TripleTen for Business empowers companies to achieve their business goals by bridging talent gaps in Data Science, AI for professionals, Python Development, and Management.
In Short
Develop infrastructure, and write solutions to simplify operations.
Build processes to achieve and maintain 99.99% uptime, and improve the exercise process.
Develop automation and service reliability, plan resources, and reduce ops in development.
Build infrastructure and monitoring, help developers solve infrastructure problems, train developers to solve problems independently, and improve the observability of infrastructure, monitoring, schedules, and alerts.
Requirements
2+ years of Site Reliability Experience.
Experience working with Prometheus - must have.

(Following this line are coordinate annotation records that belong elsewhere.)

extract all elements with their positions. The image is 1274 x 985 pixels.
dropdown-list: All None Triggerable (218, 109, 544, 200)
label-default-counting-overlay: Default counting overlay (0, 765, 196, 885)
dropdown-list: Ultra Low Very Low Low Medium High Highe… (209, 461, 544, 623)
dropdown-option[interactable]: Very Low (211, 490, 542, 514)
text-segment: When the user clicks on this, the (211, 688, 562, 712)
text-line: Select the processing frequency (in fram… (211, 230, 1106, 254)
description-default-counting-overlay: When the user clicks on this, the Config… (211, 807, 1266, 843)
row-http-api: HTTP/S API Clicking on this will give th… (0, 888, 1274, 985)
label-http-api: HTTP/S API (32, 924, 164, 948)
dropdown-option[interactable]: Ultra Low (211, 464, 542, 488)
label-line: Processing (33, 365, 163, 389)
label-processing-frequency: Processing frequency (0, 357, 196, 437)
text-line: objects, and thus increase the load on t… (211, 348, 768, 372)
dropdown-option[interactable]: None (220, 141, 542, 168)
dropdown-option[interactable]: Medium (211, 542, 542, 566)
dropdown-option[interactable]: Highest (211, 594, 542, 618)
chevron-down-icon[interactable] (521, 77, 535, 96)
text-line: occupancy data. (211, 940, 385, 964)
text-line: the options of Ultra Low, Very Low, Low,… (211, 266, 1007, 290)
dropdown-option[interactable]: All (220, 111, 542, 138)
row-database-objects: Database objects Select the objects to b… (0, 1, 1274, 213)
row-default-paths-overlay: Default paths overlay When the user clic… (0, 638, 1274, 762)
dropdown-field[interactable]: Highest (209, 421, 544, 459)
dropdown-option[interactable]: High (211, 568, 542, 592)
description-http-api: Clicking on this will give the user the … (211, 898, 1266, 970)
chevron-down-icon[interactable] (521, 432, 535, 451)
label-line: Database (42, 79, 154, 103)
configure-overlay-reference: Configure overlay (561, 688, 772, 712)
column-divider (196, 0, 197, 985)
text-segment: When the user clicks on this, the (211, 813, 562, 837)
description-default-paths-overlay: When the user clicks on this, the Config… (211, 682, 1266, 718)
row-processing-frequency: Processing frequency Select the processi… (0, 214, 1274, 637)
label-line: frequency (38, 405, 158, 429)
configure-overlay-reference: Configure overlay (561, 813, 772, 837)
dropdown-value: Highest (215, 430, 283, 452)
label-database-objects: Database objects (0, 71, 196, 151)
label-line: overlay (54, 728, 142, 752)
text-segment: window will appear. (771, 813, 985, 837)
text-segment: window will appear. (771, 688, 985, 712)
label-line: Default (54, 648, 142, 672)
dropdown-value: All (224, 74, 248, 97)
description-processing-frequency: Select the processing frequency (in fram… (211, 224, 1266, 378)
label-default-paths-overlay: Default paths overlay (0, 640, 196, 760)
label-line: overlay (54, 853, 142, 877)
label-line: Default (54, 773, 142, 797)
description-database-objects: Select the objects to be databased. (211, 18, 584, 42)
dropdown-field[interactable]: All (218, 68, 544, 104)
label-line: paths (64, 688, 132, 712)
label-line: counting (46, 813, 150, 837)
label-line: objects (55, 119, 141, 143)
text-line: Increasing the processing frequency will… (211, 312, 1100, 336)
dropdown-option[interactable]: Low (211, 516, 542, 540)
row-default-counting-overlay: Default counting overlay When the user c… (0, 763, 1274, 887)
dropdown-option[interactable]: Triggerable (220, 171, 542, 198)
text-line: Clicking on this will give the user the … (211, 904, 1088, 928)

Experience working with Kubernetes, GitLab CI, and Ansible.
Experience working with Unix systems (we have Ubuntu) and the console.
Understanding the basics of TCP/IP to build networks, how web services work, REST API, and gRPC.
Experience performing diagnostics, including interpreting the output of Ps, Top, Strace, Perf, and TCPDump.
Understanding of how user applications interact with the operating system, including familiarity with system calls, processes, and threads.
Willingness to build high-load systems and understanding of how to do that.
Understanding of fault tolerance and service scaling.
High degree of emotional intelligence, ability to find common ground with colleagues and work as part of a team.
Must be professionally fluent in English.
Benefits
Full-time remote collaboration with a convenient schedule. Professional freedom, where we trust your experience instead of wasting each other's time and effort micromanaging;
A diverse and tight-knit team. Our teammates are spread out across Serbia, the US, Israel, Georgia, Armenia, Latin America, and more. They’ve worked at all of big techs, ed-techs, design agencies, and cultural institutions;
Comfortable digital workspace. We use Miro, Notion, Google Workspace, Jira, etc.— to make working together process seamless.